What’s more, you can actually fail these missions – another first for the series. Failing to complete objectives will alter the story slightly and could potentially make later missions much more difficult. I didn’t witness how this might work, so for now it remains merely an intriguing idea.

It’s too early to tell just how different this Call of Duty will be, but at least Treyarch is trying to shake things up a bit.

So, too, is Danger Close with its latest shooter: Medal of Honor: Warfighter. After 2010’s forgettable Medal of Honor, I honestly didn’t have much hope for this one. But the 20 minutes I spent playing its multiplayer mode left me cautiously optimistic.

The developers explained two key innovations. The first is that each class of soldier hales from a different country and employs tactics and equipment based on that nation’s real-world special forces teams. Danger Close actually worked with special forces troopers from around the world in hopes of injecting a bit of added realism.

Naturally, I gravitated to the Canadian, a Joint Task Force 2 soldier. He’s a heavy gunner that specializes in suppression tactics, receives a bonus to covering fire accuracy, and can call in a helicopter equipped with a minigun that the player mans him- or herself (you can use a zipline to head back down into the action whenever you like).

I don’t know if it’s just a novelty that will wear off with time, but I have to admit that the nationality angle worked for me. I especially enjoyed seeing a Maple Leaf flag raised over a control point once I secured it.

The other new twist is a little more substantial. Players are placed into fireteams consisting of two players. Your partner is selected at random to start, but you can switch to another if you like. What makes this relationship special is that you can see your teammate’s outline anywhere he or she happens to be on the battlefield, even through walls. This provides a neat kind of situational awareness, and makes one want to stick with his or her partner.

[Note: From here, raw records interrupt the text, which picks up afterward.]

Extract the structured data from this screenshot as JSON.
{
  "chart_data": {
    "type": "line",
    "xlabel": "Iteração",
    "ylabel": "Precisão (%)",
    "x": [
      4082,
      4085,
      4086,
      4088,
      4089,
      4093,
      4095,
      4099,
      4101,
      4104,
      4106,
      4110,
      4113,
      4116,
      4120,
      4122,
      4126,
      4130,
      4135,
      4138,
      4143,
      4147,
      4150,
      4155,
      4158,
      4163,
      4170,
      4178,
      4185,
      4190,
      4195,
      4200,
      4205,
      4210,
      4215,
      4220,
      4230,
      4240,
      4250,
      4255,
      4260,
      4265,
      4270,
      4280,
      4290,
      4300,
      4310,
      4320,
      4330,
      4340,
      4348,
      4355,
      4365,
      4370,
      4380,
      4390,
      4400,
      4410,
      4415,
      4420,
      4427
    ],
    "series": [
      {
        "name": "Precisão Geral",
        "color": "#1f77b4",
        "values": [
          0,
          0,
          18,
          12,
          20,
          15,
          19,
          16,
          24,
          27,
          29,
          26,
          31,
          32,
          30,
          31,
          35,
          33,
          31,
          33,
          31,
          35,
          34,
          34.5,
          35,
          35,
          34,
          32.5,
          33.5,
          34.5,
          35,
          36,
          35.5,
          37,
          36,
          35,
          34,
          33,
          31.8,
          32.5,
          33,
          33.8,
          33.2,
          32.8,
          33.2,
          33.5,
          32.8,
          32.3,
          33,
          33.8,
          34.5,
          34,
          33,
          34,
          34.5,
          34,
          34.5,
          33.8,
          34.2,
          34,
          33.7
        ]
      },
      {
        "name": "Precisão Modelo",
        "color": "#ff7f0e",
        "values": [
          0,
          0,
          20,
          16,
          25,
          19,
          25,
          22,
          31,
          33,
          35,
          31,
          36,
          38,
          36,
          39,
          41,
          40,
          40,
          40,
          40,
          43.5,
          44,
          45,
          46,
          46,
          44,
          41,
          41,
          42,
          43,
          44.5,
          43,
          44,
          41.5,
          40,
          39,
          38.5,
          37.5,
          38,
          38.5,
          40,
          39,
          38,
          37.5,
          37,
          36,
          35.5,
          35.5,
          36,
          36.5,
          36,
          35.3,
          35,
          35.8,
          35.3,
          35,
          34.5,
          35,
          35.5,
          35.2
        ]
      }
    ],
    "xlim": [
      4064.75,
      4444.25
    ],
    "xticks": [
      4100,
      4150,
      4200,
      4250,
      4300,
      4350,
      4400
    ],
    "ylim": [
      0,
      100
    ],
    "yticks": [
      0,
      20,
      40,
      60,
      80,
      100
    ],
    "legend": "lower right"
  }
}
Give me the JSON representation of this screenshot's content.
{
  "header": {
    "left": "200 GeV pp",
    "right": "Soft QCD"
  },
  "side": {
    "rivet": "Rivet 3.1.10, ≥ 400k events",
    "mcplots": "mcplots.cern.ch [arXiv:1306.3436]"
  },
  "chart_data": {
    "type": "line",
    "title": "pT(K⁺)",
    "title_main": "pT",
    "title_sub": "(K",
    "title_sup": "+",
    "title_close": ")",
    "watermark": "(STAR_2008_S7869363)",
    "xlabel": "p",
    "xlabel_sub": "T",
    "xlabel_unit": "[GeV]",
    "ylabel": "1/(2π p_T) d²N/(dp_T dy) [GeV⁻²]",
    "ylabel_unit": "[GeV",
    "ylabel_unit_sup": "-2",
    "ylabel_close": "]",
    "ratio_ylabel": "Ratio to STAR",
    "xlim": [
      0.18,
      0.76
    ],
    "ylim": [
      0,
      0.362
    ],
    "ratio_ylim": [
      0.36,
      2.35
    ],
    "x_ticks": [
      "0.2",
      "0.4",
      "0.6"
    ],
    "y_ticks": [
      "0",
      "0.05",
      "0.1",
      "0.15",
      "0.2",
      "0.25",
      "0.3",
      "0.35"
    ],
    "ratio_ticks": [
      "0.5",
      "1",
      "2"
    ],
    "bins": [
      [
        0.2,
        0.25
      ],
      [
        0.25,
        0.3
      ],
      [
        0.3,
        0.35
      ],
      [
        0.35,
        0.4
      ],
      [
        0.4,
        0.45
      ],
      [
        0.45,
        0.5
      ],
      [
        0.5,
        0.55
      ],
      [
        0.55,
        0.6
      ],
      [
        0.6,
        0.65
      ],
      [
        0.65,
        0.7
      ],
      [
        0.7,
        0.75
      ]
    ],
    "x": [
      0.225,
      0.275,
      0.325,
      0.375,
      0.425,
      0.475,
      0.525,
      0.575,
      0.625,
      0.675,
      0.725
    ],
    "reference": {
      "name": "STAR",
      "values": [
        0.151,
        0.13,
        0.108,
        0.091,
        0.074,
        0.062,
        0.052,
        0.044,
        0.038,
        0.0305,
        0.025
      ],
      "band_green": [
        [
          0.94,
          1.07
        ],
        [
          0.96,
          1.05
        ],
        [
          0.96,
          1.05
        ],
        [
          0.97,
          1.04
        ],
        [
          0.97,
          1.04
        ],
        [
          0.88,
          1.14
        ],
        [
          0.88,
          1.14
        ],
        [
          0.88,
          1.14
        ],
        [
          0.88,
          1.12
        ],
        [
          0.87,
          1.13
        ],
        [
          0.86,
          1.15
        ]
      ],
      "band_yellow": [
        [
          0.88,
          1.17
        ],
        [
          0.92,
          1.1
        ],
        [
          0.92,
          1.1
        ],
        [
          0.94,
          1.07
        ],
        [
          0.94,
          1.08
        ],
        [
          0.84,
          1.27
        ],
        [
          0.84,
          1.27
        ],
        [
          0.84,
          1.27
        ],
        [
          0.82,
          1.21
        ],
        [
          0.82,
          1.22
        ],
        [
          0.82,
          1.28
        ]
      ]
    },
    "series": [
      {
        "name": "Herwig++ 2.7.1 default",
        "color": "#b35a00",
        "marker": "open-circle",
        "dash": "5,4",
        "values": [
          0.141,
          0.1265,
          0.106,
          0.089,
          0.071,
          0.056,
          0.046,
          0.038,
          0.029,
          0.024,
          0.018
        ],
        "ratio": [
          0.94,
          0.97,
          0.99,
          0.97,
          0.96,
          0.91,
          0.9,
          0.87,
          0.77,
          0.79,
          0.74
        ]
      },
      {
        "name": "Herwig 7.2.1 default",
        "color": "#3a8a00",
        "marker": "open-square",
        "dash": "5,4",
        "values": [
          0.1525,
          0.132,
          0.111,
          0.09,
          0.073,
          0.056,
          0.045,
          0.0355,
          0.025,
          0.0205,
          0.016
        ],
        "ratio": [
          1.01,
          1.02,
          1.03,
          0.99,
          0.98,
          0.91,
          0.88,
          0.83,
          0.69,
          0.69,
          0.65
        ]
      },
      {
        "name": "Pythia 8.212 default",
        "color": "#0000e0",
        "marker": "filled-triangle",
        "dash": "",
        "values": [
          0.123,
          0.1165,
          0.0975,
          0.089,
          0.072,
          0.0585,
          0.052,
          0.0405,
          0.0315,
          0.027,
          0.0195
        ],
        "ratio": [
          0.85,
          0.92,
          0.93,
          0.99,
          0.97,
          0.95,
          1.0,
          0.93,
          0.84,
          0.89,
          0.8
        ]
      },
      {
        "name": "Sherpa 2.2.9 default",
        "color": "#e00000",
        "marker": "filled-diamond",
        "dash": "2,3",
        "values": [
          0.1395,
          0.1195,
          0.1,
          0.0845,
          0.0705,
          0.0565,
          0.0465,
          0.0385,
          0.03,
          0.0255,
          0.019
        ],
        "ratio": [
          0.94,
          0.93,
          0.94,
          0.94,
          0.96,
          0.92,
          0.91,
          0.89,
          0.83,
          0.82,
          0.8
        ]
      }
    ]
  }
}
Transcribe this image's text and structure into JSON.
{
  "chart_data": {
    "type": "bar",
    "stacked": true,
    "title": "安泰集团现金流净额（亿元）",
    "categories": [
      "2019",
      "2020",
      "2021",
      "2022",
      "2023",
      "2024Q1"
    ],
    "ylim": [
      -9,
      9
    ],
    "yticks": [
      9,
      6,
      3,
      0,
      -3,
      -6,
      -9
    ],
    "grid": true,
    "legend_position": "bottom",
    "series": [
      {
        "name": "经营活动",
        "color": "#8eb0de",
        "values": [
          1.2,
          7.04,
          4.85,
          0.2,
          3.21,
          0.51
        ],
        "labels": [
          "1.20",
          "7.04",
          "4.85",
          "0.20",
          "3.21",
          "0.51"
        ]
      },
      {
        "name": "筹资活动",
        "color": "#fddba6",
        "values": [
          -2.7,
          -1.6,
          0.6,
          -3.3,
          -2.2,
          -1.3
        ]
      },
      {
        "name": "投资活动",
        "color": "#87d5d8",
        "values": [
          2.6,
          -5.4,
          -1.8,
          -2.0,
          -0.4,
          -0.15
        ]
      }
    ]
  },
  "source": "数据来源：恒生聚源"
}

You can also respawn next to your teammate. This isn’t exactly new (we saw it most recently in Tom Clancy’s Ghost Recon: Future Soldier), but what is kind of cool is that if your partner takes down your killer you’ll respawn instantly at his or her side with no wait time at all.

The campaign is still an enigma, and a military shooter’s multiplayer needs more than a couple of neat quirks to really stand out among today’s fierce competition, but I think Danger Close might be on the right track here. We’ll know for sure when Medal of Honor: Warfighter hits stores this fall, a couple of weeks before Call of Duty: Black Ops 2.